Cervical Cancer Health and Prevention Resources
Cervical cancer used to be the leading cause of cancer death for women in the U.S. Thanks to the HPV vaccine, as well as screening and diagnostic tests, the number of cervical cancer cases and deaths have decreased significantly. The You First program covers cervical cancer screening and diagnostic tests. Find out which screenings are covered.
Cervical cancer is usually a slow growing cancer that develops over many years, and changes to the cervix can be seen in a Pap test. This test is done during a pelvic exam. If the Pap test shows abnormal cell growth, the cells can be removed before they become cancerous. Keep the following in mind to reduce your risk:
- Get a Pap test. The Pap test (also known as a Pap smear) looks for precancerous cell changes on the cervix that may become cervical cancer if they are not treated appropriately. Talk to your doctor about when to start screening for cervical cancer. Many people are recommended to begin Pap screenings between ages 21 and 25.

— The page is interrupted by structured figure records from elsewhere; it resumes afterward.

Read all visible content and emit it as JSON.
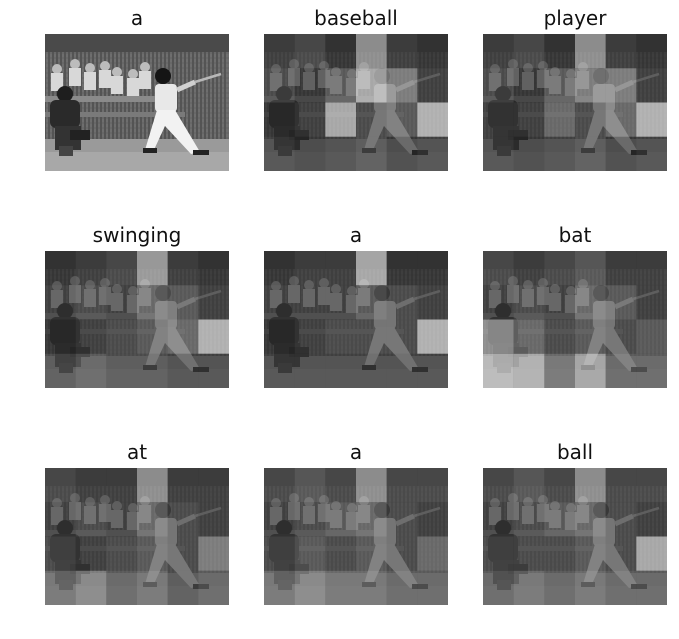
{
  "figure": {
    "panels": [
      {
        "word": "a",
        "brightness": "full"
      },
      {
        "word": "baseball",
        "brightness": "dim"
      },
      {
        "word": "player",
        "brightness": "dim"
      },
      {
        "word": "swinging",
        "brightness": "dim"
      },
      {
        "word": "a",
        "brightness": "dim"
      },
      {
        "word": "bat",
        "brightness": "dim"
      },
      {
        "word": "at",
        "brightness": "dim"
      },
      {
        "word": "a",
        "brightness": "dim"
      },
      {
        "word": "ball",
        "brightness": "dim"
      }
    ]
  }
}
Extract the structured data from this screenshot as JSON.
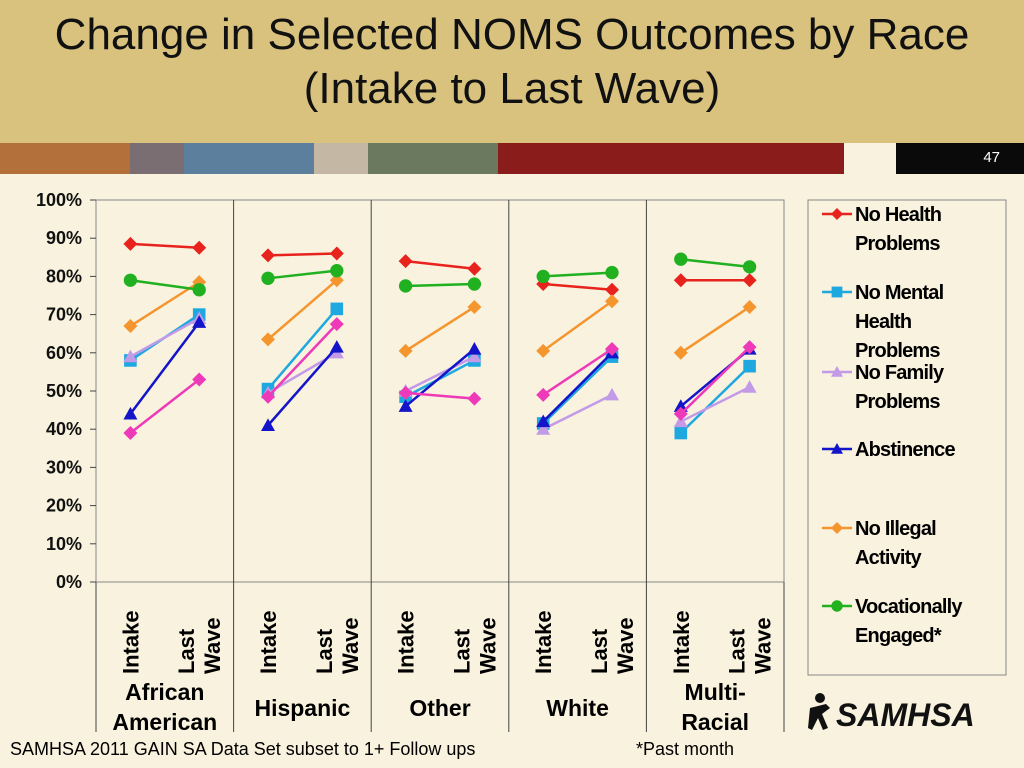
{
  "slide": {
    "title": "Change in Selected NOMS Outcomes by Race  (Intake to Last Wave)",
    "slide_number": "47",
    "footer_source": "SAMHSA 2011 GAIN SA Data Set subset to 1+ Follow ups",
    "footer_note": "*Past month",
    "logo_text": "SAMHSA",
    "band_colors": [
      "#b4703a",
      "#7a6e72",
      "#5c7f9e",
      "#c4b8a4",
      "#6b7a5e",
      "#8a1c1c",
      "#f8f2de",
      "#0a0a0a"
    ]
  },
  "chart_data": {
    "type": "line",
    "categories": [
      "Intake",
      "Last Wave"
    ],
    "groups": [
      {
        "label_lines": [
          "African",
          "American"
        ]
      },
      {
        "label_lines": [
          "Hispanic"
        ]
      },
      {
        "label_lines": [
          "Other"
        ]
      },
      {
        "label_lines": [
          "White"
        ]
      },
      {
        "label_lines": [
          "Multi-",
          "Racial"
        ]
      }
    ],
    "y_ticks": [
      "0%",
      "10%",
      "20%",
      "30%",
      "40%",
      "50%",
      "60%",
      "70%",
      "80%",
      "90%",
      "100%"
    ],
    "ylim": [
      0,
      100
    ],
    "legend_position": "right",
    "series": [
      {
        "name_lines": [
          "No Health",
          "Problems"
        ],
        "color": "#e8231e",
        "marker": "diamond",
        "values": [
          [
            88.5,
            87.5
          ],
          [
            85.5,
            86
          ],
          [
            84,
            82
          ],
          [
            78,
            76.5
          ],
          [
            79,
            79
          ]
        ]
      },
      {
        "name_lines": [
          "No Mental",
          "Health",
          "Problems"
        ],
        "color": "#1ea8e0",
        "marker": "square",
        "values": [
          [
            58,
            70
          ],
          [
            50.5,
            71.5
          ],
          [
            48.5,
            58
          ],
          [
            41.5,
            59
          ],
          [
            39,
            56.5
          ]
        ]
      },
      {
        "name_lines": [
          "No Family",
          "Problems"
        ],
        "color": "#c39ae8",
        "marker": "triangle",
        "values": [
          [
            59,
            69
          ],
          [
            49.5,
            60
          ],
          [
            50,
            59
          ],
          [
            40,
            49
          ],
          [
            42,
            51
          ]
        ]
      },
      {
        "name_lines": [
          "Abstinence"
        ],
        "color": "#1414c8",
        "marker": "triangle",
        "values": [
          [
            44,
            68
          ],
          [
            41,
            61.5
          ],
          [
            46,
            61
          ],
          [
            42,
            60
          ],
          [
            46,
            61
          ]
        ]
      },
      {
        "name_lines": [
          "No Illegal",
          "Activity"
        ],
        "color": "#f5952e",
        "marker": "diamond",
        "values": [
          [
            67,
            78.5
          ],
          [
            63.5,
            79
          ],
          [
            60.5,
            72
          ],
          [
            60.5,
            73.5
          ],
          [
            60,
            72
          ]
        ]
      },
      {
        "name_lines": [
          "Vocationally",
          "Engaged*"
        ],
        "color": "#20b020",
        "marker": "circle",
        "values": [
          [
            79,
            76.5
          ],
          [
            79.5,
            81.5
          ],
          [
            77.5,
            78
          ],
          [
            80,
            81
          ],
          [
            84.5,
            82.5
          ]
        ]
      },
      {
        "name_lines": [],
        "color": "#ee3ab8",
        "marker": "diamond",
        "values": [
          [
            39,
            53
          ],
          [
            48.5,
            67.5
          ],
          [
            49.5,
            48
          ],
          [
            49,
            61
          ],
          [
            44,
            61.5
          ]
        ]
      }
    ]
  }
}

- Get an HPV test. The human papillomavirus (HPV) test looks for the virus that can cause these cell changes. Talk with your provider about when to begin HPV testing. Many people are recommended to begin HPV screenings at age 30.
- Get an HPV vaccine. The HPV vaccines protect against the Human papillomavirus (HPV) strains that most often cause cervical cancer and other cancers. The HPV vaccines are routinely recommended for 11 and 12-year-olds, and are also recommended for 13 to 26-year-olds who did not get the vaccines when they were younger. People up to age 45 can now get the HPV vaccine. Talk about your vaccine options with your doctor or nurse. People who have been vaccinated against HPV and have a cervix should still have regular Pap tests.
- Practice safe sex. 80% of people will get an HPV infection in their lifetime. You can be infected with HPV by having vaginal, oral or anal sex with someone already infected with the virus. Safe sexual practices like using barriers/condoms and regular sexually transmitted infections or diseases (STI/STD) testing for both you and your partners may help reduce your risk of HPV infection.
- Don't smoke. Smoking can cause cancer and then block your body from fighting it. For resources on quitting smoking and other tobacco, visit 802Quits.